B. My sister is on crack.
She is a crack-smoking, way-too-cheery, swingy-ponytailed, freak.
Here’s the deal. While I have been engulfed in a year of lazy assness, my sister has been running every day, eating healthy crap and completing the Washington D.C. Marine Corps Marathon.
Yep, that’s right, folks. She hasn’t just been running. She’s been running so damn much that I prayed that today – if only today! – would be the day her stupid swishy ponytail just said, “Alright, I’ve had enough!” and fell off.
Then, we could have stopped.
But it didn’t. And, instead, I chose to run one of the hardest hills there is in Pittsburgh because I have an ego problem. That, and the fact that I am a bit of a masochist, did not help my run with Barbie on crack.
Did not help at all.
Of course, instead of being intelligent and starting out slow after taking such a long exercise sabbatical, I decided to go all out. I have never been good at understanding such silly terms as “easing into it” or “beginner” or “sane.”
So, top off my Type-A personality with my juiced up sister and you know that I am just not going to be able to get out of bed tomorrow.
And if the fact that my sister is more athletically-advanced than I am right now is not enough, I must express one more thing to each one of you in order for this psychotic run to seep it’s way into your little brains:
The girl will not effing shut up.
I mean, I am literally begging for air and she is talking to me about the bagels she ate last night. As if I already don’t want to kill her, she is telling me about an activity that I would much rather be engaging in at that moment than running with a blabber mouth.

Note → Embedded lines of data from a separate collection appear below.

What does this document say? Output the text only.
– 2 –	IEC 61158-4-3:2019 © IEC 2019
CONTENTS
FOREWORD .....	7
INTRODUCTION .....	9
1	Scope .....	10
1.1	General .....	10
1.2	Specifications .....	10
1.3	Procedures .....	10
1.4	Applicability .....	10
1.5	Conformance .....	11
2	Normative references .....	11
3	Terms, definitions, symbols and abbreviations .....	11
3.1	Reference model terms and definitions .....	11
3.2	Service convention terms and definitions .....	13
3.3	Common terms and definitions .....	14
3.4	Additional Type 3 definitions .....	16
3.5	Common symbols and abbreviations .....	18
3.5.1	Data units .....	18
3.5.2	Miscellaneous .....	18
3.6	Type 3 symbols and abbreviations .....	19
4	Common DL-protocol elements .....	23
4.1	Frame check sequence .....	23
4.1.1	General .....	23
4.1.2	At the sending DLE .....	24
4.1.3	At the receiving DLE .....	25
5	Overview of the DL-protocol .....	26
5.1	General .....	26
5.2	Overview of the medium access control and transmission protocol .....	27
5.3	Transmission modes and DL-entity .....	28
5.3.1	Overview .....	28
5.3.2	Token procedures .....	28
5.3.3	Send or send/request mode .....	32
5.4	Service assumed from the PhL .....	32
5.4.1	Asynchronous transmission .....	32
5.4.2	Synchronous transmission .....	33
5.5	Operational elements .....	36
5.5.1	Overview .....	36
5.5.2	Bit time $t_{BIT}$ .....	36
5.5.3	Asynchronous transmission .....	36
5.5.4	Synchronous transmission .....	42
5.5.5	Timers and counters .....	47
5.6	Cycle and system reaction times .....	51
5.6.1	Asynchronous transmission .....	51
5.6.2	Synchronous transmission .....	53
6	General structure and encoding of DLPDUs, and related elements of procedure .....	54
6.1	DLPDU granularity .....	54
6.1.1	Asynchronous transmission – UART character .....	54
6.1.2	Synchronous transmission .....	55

And then, she keeps talking. And I try to respond. And she talks. And I gasp. And she talks, and talks, and talks. And I search for the nearest person who may be carrying an inhaler.
And then …
we are going downhill.
I feel my naturally-imbedded pace begin to sink in, and I look over to my right at the cracked-up chatterbox.
And I realize what I have been missing.
That pain and hurt, and the feeling of weakness and strength duking it out is one of my favorite things about running.
And running with my sister … Well, I guess I missed that, too.